Goals, not selectors: building a browser runtime for AI agents

The thing that pushed me to build this was watching an agent burn a thousand tokens guessing whether the button was #submit-btn or #submit-btn-v2, get it wrong because the site shipped a redesign, and have no way to tell me what it had actually clicked. Three separate failures, interface, robustness, audit - and all three trace back to the same root: the tool was designed for a human reading a screen, and an agent is not that.

Speak goals, return meaning

The first inversion is the API. Instead of click("#submit-btn-v2"), the agent says what it wants:

await session.act({ goal: 'submit the payment form' });

The runtime resolves that goal, DOM heuristics first, a vision model only when the DOM is ambiguous, and the agent never sees a selector. The reciprocal change is on the way back: instead of an 8,000-token HTML dump, the page is returned as a compact structured summary of what’s actionable, on the order of tens of tokens. The agent reasons over meaning, not markup.

A cursor that actually moves

The cursor is real and visible, and every input goes through CDP raw mouse and keyboard events along a Bézier trajectory rather than synthetic DOM click() calls. I went down this road for two reasons. The honest one: it makes the agent’s behaviour legible: you watch the pointer move and you know exactly what it’s about to do. The practical one: a lot of the modern web distinguishes synthetic events from real ones, and an automation that never produces human- shaped input gets a different (worse) experience than a person does.

Memory is what makes it fast

The change I underestimated was action memory. The first time the agent solves a flow on a site, the resolution, which element satisfied the goal, how it was reached, is persisted. On the next visit the runtime replays the remembered action and skips the model call entirely. Repeat runs that re-planned every step collapse to a fraction of the time and tokens once the path is known.
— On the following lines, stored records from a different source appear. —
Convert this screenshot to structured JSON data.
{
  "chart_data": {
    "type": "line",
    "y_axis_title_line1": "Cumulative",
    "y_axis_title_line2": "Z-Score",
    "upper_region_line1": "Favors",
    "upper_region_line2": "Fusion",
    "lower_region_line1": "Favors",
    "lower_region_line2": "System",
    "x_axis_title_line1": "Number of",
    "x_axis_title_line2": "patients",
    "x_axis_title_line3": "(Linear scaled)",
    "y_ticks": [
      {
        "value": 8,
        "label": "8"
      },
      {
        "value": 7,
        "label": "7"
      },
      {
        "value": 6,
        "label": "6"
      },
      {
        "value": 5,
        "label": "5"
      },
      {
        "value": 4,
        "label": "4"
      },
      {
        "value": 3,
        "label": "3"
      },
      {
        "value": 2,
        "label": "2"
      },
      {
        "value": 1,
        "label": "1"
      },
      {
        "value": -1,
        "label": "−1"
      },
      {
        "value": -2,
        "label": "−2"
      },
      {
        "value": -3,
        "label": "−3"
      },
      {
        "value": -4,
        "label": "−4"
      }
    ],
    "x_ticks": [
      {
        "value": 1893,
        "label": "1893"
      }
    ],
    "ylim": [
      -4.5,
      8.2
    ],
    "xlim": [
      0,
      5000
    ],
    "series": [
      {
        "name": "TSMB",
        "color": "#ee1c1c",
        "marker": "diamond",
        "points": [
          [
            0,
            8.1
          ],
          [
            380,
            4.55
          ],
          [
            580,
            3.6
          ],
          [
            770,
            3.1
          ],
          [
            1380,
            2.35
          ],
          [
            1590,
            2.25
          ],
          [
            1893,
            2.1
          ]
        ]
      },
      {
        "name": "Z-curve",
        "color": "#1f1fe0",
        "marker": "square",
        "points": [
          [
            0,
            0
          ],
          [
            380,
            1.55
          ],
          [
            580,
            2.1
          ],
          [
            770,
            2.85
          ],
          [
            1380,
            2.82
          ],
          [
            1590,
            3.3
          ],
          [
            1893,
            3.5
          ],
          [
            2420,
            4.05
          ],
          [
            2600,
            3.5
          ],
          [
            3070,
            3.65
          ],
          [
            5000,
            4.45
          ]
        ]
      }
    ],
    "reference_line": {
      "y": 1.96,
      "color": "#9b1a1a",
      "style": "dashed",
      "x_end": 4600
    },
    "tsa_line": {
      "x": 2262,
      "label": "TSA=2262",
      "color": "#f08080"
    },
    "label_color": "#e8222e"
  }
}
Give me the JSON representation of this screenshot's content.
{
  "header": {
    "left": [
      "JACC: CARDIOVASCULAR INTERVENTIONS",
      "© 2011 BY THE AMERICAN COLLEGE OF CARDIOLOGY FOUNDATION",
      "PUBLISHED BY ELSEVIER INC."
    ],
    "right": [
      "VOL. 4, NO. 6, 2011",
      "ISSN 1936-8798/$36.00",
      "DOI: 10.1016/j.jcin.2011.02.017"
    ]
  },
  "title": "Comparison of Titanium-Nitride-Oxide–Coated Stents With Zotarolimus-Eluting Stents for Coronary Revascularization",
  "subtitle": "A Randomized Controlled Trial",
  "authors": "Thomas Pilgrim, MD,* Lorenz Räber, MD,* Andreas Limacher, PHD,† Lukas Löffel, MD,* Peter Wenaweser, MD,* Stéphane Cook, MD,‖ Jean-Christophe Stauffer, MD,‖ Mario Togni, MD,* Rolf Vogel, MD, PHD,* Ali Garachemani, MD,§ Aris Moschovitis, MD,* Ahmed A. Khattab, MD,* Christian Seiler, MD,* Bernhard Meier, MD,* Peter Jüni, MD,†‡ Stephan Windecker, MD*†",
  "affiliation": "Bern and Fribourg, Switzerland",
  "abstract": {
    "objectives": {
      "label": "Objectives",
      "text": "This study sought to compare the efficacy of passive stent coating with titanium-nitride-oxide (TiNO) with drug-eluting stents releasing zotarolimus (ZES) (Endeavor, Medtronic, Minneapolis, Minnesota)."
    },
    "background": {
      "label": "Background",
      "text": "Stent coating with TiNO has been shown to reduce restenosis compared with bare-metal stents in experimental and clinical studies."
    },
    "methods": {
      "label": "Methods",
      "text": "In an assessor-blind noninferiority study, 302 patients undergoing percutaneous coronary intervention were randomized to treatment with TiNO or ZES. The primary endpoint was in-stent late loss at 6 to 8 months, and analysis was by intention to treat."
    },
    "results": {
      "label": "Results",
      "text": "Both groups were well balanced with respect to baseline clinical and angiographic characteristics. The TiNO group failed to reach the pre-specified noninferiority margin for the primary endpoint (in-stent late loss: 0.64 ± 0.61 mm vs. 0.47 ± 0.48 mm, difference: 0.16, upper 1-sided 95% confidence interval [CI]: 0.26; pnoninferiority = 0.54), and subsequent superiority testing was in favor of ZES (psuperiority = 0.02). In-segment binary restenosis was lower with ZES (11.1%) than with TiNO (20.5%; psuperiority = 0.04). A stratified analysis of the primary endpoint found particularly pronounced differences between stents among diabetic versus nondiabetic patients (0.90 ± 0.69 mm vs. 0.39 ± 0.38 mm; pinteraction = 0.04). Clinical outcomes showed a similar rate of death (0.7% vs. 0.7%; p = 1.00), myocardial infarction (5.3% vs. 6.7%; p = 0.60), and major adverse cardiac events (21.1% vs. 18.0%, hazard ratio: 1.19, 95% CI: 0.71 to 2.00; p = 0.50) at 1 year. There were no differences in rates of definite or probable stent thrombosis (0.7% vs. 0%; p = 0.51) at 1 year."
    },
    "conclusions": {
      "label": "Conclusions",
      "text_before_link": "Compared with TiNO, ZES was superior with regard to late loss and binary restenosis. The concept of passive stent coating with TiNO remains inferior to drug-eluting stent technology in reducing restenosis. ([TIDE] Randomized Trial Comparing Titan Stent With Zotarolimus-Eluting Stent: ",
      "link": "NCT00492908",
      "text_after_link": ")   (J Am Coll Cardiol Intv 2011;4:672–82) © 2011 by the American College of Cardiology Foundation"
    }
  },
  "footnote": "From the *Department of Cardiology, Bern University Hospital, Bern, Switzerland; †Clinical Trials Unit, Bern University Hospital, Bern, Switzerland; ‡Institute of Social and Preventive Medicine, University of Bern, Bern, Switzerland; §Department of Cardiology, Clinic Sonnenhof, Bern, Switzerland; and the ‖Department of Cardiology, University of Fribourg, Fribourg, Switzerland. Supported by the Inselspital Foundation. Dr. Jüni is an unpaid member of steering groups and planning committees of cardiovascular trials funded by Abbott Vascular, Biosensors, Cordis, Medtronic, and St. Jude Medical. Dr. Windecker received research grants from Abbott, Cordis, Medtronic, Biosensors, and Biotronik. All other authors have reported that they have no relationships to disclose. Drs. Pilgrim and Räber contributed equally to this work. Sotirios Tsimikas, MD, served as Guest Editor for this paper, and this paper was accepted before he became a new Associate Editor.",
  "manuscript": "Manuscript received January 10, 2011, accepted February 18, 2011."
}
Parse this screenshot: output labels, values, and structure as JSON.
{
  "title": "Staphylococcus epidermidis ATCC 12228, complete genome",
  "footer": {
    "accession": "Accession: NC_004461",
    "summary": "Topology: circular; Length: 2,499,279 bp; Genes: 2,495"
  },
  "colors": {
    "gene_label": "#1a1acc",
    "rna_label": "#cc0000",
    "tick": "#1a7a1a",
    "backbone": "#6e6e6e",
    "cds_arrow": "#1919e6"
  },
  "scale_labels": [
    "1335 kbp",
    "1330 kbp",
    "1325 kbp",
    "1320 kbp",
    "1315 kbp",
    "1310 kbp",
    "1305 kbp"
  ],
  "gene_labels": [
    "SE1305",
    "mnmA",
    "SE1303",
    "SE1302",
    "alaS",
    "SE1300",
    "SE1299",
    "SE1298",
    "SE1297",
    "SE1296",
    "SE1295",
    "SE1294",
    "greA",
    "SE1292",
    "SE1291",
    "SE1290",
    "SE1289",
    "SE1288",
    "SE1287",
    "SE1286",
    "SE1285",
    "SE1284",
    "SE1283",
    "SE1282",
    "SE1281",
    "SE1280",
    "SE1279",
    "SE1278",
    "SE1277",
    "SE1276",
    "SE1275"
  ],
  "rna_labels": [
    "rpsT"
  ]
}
The action loop: visit 2+ replays from memory and skips the model

That memory is also shared across domains, so a pattern learned on one checkout helps on the next. It’s the difference between an agent that’s expensive every single run and one that gets cheaper the more it works.

What I’d tell someone starting this

It’s TypeScript over real Chromium via Playwright, provider-agnostic across roughly seventeen LLM backends behind one environment variable, Claude, GPT, Gemini, local Ollama, vLLM, and the rest, because locking an agent runtime to one vendor is a decision you regret in a quarter. It exposes itself as a library, an MCP server, and HTTP/WS/SSE, since “how does the agent connect” is not a question I wanted to answer once and freeze.

The lesson that outlived the code: when you build infrastructure for agents, stop porting human tools. Ask what the agent is actually trying to do, design the smallest interface that expresses that, and spend the saved complexity on verification and memory, the two things a human gets for free and an agent doesn’t.